Jesus, fully human and divine, took into his life and flesh all the horrors of suffering, sin and death so that death itself might die. And in his divinity he rose from the dead having left behind all that is perishable and hateful and sinful so that only life in its purest form – love – might live forever. And this makes all the difference. For he has gone before us where we will one day go, through death into eternal life. And this is what we celebrate in baptism when we symbolically drown, or die, with Christ that we might rise with him. But new and eternal life does not begin after physical life is over, it begins now! With our baptism, in our union with God, with our taking part of the body and blood of Christ, with our hearing of the word of God, with our prayers and quiet reflections. From time to time we do glimpse and experience the eternal.


And we who live this new life in Christ proclaim that this historical event has made an eternal difference in the spiritual mystical realms and that this makes a difference in the ordinary everyday world too. And it is this last claim that I find the most outrageous, challenging and desperately needed truth. It is one thing to proclaim this is a packed church full on happy faces on one day of the year while we sing lots of hallelujahs but it is another whole order of outrageous faith to proclaim it when we go outside and get in our cars and turn on the radio news. Let alone when we get home and try to stay in loving communion with those we actually do love. Those we adore more than any others still can drive us spare and if we find it this hard to act loving with those we love, well … no wonder there is so much despair and so many wars in the world!


Sometimes in proclaiming that the life, death and resurrection of Jesus makes a difference to the world I feel like one of those foolhardy peace protesters who went out to meet the tanks and armed forces holding up just a little daisy. Are you old enough too to remember that scene from the Philippines, the 80’s I think? That time the tanks stopped, but not always. With no more than my feeble claim of love that can and will make all the difference. And sometimes not even the love, just a belief that love – if found – could make the difference. It is such an outrageous and precarious claim to make. And yet love is all we have. Love is the only thing that can defeat violence, greed, fear, disillusion, despair. Love. And that is the power and promise of Easter. Love. Love that has defeated death. Love that has risen to life again.


Love is not magic but it is powerful. Love will endlessly beckon, call and challenge but will not force itself upon us. Love will confront, confound and convert us. Moment by moment, day by day, love will present itself to us. For love is not just a sentiment for special feast days. It is the very real and ordinary pleasure of living in communion with those we love – our family and friends – in places of familiarity and beauty.

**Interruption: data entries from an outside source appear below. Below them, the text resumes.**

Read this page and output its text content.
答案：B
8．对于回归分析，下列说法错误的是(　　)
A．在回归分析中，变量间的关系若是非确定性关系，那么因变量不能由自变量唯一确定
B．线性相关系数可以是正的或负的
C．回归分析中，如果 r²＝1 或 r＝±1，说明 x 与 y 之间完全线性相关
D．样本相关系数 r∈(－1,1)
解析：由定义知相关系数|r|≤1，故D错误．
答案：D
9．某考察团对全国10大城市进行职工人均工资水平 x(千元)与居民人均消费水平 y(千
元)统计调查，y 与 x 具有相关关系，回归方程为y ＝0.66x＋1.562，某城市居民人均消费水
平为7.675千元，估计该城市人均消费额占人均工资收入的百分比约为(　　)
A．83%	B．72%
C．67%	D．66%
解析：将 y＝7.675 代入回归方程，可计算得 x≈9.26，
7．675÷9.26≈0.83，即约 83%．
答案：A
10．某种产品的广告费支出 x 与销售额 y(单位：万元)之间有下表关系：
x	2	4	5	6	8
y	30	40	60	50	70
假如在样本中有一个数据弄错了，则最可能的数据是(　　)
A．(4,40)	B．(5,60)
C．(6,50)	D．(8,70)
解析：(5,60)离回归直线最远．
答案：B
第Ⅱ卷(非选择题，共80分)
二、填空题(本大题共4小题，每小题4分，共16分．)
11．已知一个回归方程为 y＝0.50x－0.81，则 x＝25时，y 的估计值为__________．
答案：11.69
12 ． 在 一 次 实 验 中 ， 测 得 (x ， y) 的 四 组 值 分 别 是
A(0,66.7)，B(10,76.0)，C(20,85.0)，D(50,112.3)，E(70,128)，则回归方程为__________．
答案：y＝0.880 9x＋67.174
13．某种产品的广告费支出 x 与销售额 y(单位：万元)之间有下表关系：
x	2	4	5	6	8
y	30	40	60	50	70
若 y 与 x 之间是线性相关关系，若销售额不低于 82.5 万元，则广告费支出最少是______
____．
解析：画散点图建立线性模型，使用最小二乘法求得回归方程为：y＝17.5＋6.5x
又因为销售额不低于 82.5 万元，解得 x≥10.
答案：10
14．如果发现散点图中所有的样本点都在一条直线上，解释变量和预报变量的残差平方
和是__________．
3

It is the call to love those we do not yet know – neighbour and stranger – in very practical ways. And even more profoundly it is the challenge to love those we would rather not know – the unlovely and hard to love – in ways that meet their needs and gives their lives meaning and hope. As we sang on Maundy Thursday at the foot washing ceremony “loving puts us on our knees”. Love, the great ideal and claim of religion, only becomes real when we enact it in our lives, allowing ourselves to be loved and loving others. This is the power and promise of Easter.

Even so, come risen Lord Jesus Christ.